Different performances

forflafor · February 13, 2022, 9:07am

Hello everyone.
For some time now I have been testing the performance of some models in the object detection activity.
I tested the models on different types of videos with different quality and different FPS numbers. What happens to me is that large models get the same number of FPS on all videos. On the other hand, if I use a small model, I get a lower FPS number on low quality videos and a higher FPS number on high quality videos.
Why does this happen?
I state that I use TensorRT as an optimizer.
Thank you.

AastaLLL · February 14, 2022, 6:11am

Hi,

Would you mind sharing more details about your comparison?
Do you use trtexec?
Which model, precision and data format do you use?
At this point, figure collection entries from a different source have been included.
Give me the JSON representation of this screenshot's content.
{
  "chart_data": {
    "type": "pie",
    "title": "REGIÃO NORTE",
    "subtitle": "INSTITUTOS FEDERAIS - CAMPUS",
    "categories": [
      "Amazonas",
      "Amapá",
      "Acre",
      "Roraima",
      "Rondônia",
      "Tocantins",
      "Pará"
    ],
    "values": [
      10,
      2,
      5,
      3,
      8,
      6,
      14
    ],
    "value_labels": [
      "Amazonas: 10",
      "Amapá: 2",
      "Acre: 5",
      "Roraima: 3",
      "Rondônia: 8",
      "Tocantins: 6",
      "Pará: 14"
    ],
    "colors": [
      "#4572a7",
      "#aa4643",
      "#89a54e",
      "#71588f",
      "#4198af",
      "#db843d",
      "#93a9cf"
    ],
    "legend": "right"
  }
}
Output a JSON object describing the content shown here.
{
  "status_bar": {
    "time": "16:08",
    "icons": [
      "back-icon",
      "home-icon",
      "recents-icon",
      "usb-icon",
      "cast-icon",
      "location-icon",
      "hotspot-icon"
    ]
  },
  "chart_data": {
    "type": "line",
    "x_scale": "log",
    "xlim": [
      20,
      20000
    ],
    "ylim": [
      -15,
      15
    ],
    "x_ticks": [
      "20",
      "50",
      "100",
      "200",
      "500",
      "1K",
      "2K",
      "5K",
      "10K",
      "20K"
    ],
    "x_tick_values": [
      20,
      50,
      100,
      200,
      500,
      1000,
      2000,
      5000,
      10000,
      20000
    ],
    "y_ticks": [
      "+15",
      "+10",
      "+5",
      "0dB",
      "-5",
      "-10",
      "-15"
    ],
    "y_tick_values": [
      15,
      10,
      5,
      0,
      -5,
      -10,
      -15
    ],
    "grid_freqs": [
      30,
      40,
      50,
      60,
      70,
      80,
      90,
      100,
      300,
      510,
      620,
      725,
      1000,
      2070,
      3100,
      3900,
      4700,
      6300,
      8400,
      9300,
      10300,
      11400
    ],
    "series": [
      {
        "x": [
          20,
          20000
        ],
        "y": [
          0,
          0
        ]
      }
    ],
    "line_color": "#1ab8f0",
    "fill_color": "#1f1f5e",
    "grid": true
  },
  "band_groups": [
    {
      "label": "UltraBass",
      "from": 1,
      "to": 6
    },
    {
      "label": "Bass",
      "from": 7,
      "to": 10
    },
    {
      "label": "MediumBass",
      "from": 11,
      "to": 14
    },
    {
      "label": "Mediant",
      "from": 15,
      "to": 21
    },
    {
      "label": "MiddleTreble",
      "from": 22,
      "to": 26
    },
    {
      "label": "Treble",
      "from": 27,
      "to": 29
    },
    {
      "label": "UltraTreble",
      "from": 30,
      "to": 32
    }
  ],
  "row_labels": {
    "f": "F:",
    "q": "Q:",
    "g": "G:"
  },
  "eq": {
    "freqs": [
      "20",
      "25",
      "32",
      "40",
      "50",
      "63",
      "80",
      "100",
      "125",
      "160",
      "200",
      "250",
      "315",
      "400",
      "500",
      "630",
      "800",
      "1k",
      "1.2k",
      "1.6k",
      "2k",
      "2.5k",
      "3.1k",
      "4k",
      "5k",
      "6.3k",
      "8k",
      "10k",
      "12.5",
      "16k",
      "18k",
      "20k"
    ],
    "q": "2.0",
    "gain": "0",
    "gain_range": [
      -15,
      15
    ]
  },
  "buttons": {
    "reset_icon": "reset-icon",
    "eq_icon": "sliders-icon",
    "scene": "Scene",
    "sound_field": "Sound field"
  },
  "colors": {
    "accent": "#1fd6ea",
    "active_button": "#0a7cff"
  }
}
It will be good if you can share a sample and model to reproduce the issue directly.
Thanks.

forflafor · February 15, 2022, 10:01am

Thanks for the reply.
For my tests I use the SSD-Mobilenet-V1 model, which already exists within the repository, within DetectNet. The overall size of this model is around 30.7 MB.
Using the GetNetworkFPS () function, on several videos, I get a certain inference rate.
Now, if I went to modify the model (SSD-MobileNet-V1) with a simplified version, having dimensions equal to 3.5 MB, the number of FPS returned is obviously higher than the previous ones. What I can’t understand is why I get more FPS on high quality videos than on low quality videos.
I state that TensorRT is used on both models (i work with “.engine” extension).
I am attaching an image in which the comparison is shown. The red bars indicate the FPS number of the larger model, while the green bars indicate the number of FPS obtained on the simplified model.
Videos (V) and webcams (W) have the following resolutions:

-V1: 240p_60fps.mp4,
-V2: 360p_30fps.mp4,
-V3: 480p_30fps.mp4,
-V4: 720p_30fps.mp4,
-V5: 1080p_30fps.mp4,
-V6: 1080p_60fps.mp4,
-W1: 720p_60 fps,
-W2: 1080p_30 fps

As for precision, I think it’s FP16.
I hope I have been detailed.

Thank you.

AastaLLL · February 22, 2022, 7:24am

Hi,

In general, the network input size is fixed on training time. (ex. 300x300 for SSD-Mobilenet-V1)
For each input resolution, the pre-processing will first rescale it to network input size for inference.
So the performance of a model usually depends on the size of the network mainly.

Based on your image, we expect the performance like the red one (large model)
Do you find any difference in the detected objects among the videos?
It’s possible that the performance is affected by the rendering steps.

Thanks.

forflafor · February 22, 2022, 7:34am

Thanks for the reply.
The results I showed you are obtained without using the following commands:

$ sudo nvpmodel -m 0
$ sudo jetson_clocks

After executing these commands, the results obtained are totally different. On each video I get an increase of about 280% compared to the number of fps obtained on the large model.
How come I get a similar result on different quality videos?

Thank you.

AastaLLL · March 10, 2022, 7:34am

Hi,

Thanks for the update.

That’s because the network size is fixed. (ex. 300x300)
So for the different input videos, the first step is to downscale the resolution into the network size.
(ex. 1080p → 300x300, 720p → 300x300)

Since the main computational part comes from the inference.
The executing time will be very similar on the same input network resolution.

Thanks.

system · March 30, 2022, 5:48am

This topic was automatically closed 14 days after the last reply. New replies are no longer allowed.